First, we have shown that unilateral lesion of dopamine neurons after the injection of 6-OHDA into the Medial Forebrain Bundle (MFB) decreased paw withdrawal threshold and latency, which corresponds to an increased mechanical allodynia and thermal hyperalgesia, respectively, in hemiparkinsonian rats. In parallel, electrophysiological results showed increased responses of c-fibre’s evoked action potentials of wide dynamic range (WDR) neurons, recorded in the dorsal horn of the spinal cord (DHSC), to electrical nociceptive stimuli of the sciatic nerve. Then, we showed that behavioural and electrophysiological abnormalities in dopamine depleted animals were reversed by intrathecal injections of dopamine agonists with a more pronounced improvement when targeting D2 than D1 dopamine receptors. Finally, we investigated the role of the direct descending pathway from the hypothalamic A11 nucleus to the spinal cord, the only dopaminergic descending projection evidenced as of now. We have shown that partial lesion of A11 neurons significantly reduced nociceptive thresholds.

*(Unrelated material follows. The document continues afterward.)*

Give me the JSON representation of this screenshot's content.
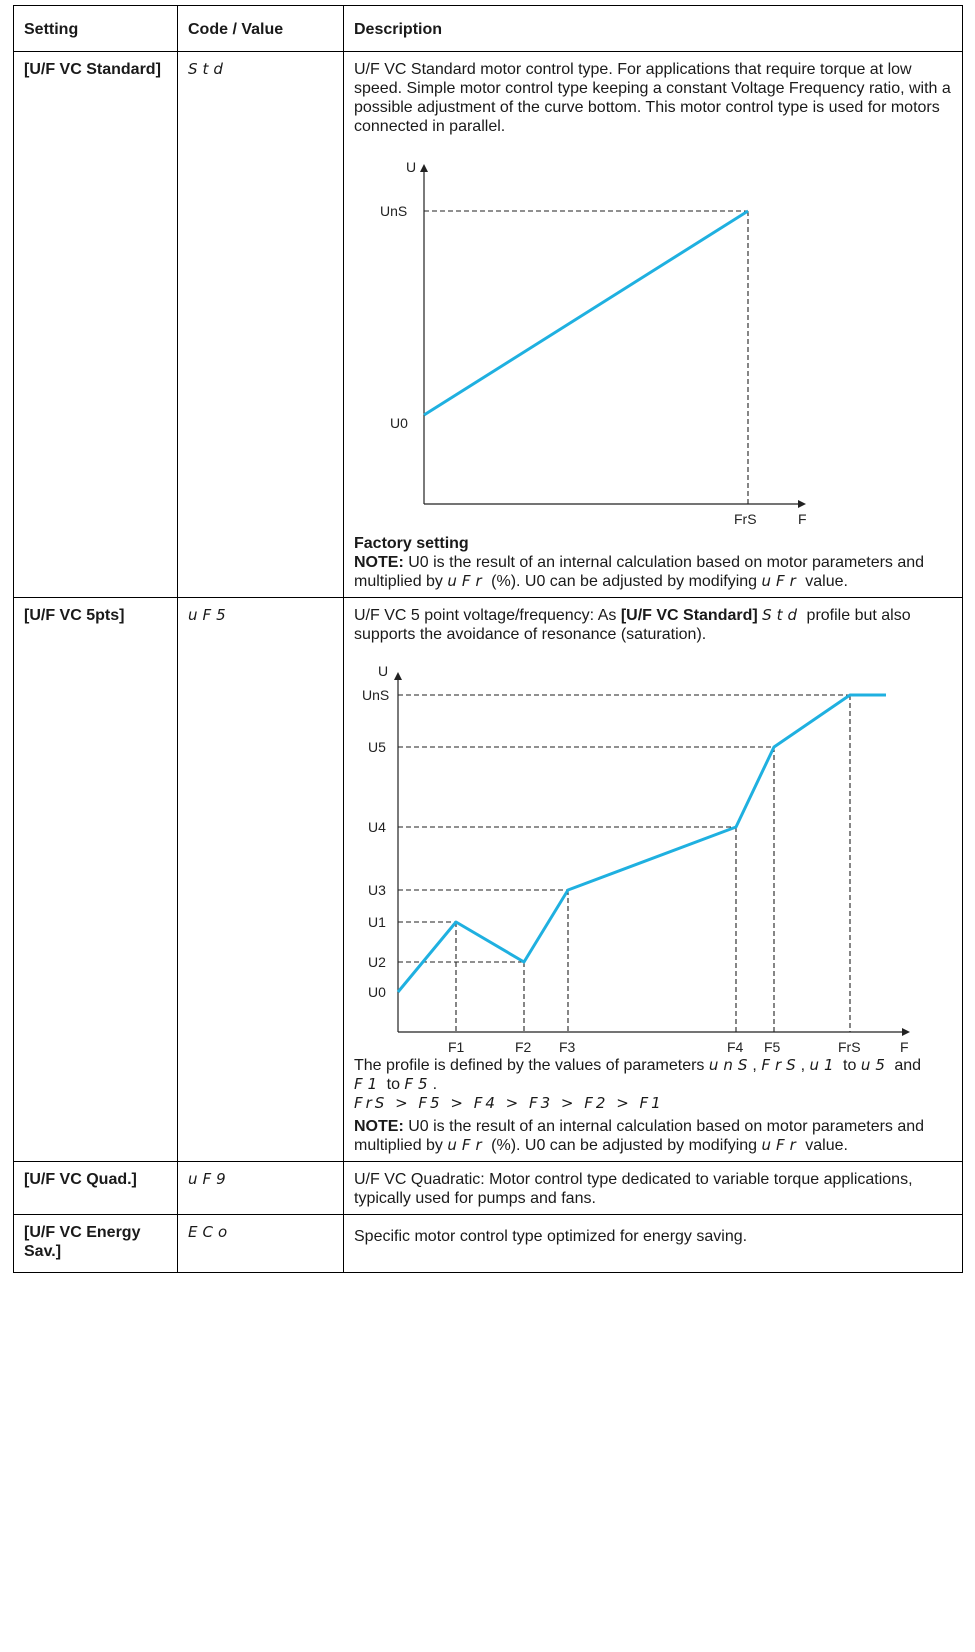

Second, we investigated the role of the subthalamic nucleus (STN) in nociception in normal conditions and in the context of PD. Our electrophysiological results showed that STN neurons presented different responses to the electrical stimulation of the sciatic nerve in a similar way in the two conditions. Furthermore, as chronic deep brain stimulation (DBS) of the STN has been shown to improve pain in the context of PD, we have investigated the influence of STN DBS on nociceptive integration in the spinal cord. We have shown that STN DBS induced a decrease in the number of spike C of WDR neurons demonstrating a normalization of nociceptive integration in the DHSC. This effect was reversed by the microinjection of lidocaine in the raphe magnus nucleus.
Results of these studies show first, that dopamine projections to the spinal cord are involved in pain hypersensitivity in our rat model of PD, highlighting the primary role of the hypothalamic nucleus A11 in the pathophysiology of pain in PD. Second our results support also the idea that the STN, which is known to play an important role in the pathophysiology of PD motor disabilities, is also involved in the nociceptive abnormalities associated to PD.
Our study provides new insights into the pathophysiology of pain in PD and opens the way to new therapeutic approaches targeting this disabling non-motor symptom of the disease.